Lucescu fue un entrenador y jugador de fútbol rumano que dejó un legado imborrable en el deporte. Fue el primer técnico en clasificar a Rumanía a un Campeonato Europeo en 1984, marcando un antes y un después para el fútbol de su país. Además, dirigió a equipos como Dinamo Bucarest, Shakhtar Donetsk, Galatasaray y Besiktas, entre otros.
Un Técnico Visionario
Lucescu fue conocido por su carácter combativo y su forma directa de confrontar.
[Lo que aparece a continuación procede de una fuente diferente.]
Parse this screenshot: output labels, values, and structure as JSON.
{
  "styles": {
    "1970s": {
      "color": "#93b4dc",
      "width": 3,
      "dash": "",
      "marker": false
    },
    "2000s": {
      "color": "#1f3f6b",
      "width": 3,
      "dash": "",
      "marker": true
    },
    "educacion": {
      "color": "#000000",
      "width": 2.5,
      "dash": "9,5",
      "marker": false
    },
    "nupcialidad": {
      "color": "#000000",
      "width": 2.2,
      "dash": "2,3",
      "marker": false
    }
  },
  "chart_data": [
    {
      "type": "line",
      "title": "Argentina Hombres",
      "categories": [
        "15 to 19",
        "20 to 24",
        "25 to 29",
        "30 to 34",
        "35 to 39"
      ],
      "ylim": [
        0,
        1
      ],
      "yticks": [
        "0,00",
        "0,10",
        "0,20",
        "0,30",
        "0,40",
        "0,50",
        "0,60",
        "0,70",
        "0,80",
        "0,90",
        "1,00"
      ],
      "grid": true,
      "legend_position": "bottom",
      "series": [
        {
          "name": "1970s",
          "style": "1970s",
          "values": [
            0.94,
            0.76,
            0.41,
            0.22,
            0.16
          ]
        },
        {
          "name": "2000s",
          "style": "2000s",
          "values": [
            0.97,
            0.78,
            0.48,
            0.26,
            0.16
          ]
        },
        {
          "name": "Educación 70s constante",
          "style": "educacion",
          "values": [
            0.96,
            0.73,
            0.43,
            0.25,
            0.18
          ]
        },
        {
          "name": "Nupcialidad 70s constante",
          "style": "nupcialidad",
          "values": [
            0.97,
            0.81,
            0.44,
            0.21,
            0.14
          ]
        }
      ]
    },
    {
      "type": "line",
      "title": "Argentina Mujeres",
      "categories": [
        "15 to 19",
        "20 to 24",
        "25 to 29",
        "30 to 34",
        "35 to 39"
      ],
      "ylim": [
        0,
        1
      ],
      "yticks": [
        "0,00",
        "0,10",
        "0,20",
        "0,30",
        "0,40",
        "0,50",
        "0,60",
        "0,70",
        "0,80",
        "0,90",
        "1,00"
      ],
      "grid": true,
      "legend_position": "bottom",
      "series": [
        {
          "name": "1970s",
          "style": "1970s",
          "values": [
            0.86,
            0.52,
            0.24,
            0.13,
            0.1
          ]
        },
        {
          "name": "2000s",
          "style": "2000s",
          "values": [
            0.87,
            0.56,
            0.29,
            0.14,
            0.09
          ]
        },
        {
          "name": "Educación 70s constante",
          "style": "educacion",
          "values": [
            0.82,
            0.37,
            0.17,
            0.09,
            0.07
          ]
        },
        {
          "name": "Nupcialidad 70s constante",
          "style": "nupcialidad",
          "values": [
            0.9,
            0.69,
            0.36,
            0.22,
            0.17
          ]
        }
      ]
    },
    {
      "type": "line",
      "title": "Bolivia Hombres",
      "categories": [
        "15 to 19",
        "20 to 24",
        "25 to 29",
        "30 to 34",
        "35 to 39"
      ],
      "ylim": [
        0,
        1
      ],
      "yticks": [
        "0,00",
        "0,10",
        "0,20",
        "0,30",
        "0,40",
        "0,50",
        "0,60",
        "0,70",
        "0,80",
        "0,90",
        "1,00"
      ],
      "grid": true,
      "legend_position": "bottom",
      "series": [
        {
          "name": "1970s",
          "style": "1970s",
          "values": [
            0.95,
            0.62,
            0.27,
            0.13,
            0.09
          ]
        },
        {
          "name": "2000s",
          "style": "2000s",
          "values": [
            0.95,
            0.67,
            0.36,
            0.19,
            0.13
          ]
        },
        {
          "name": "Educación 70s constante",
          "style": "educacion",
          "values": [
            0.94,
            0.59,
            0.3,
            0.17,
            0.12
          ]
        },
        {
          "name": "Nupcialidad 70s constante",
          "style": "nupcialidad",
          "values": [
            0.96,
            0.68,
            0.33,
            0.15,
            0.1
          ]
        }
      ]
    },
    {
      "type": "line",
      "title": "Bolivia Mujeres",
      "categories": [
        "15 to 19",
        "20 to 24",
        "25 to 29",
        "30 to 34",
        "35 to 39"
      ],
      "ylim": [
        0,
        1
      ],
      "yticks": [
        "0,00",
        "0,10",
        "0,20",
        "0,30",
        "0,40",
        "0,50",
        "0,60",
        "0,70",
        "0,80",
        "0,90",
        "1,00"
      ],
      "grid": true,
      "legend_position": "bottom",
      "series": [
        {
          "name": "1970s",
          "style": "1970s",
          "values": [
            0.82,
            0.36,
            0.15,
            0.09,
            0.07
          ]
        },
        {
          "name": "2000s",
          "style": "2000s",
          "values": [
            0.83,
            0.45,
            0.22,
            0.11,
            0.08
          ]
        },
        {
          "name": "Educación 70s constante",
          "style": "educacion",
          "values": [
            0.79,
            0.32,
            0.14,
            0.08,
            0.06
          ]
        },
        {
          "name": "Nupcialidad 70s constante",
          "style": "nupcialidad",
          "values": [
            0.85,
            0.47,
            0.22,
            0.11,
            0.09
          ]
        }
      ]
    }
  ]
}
Su temperamento lo llevó a tener momentos destacados, como cuando irrumpió en una conferencia de prensa de Pep Guardiola tras un partido contra Barcelona, gritando «¡Vergüenza!» al señalar que el Barça no despejó el balón que terminaría en uno de los goles.
Un Legado Colosal
La Federación Rumana de Fútbol (FRF) expresó su dolor por la pérdida de Lucescu, destacando su papel como estratega y símbolo nacional. «Nuestro fútbol pierde hoy no solo a un brillante estratega, sino también a un mentor, un visionario y un símbolo nacional que llevó la bandera tricolor a las más altas cimas del éxito mundial», escribió la FRF en Facebook.
Homenajes
La FRF anunció un minuto de silencio en memoria de Lucescu antes de los partidos de la próxima jornada en la Superliga, Liga 2, Liga 3 y Superliga Femenina de Rumanía. La cuenta oficial de la selección de Rumanía también expresó su pesar en redes sociales: «¡Gracias por todo, señor Lucescu! ¡Descanse en paz!».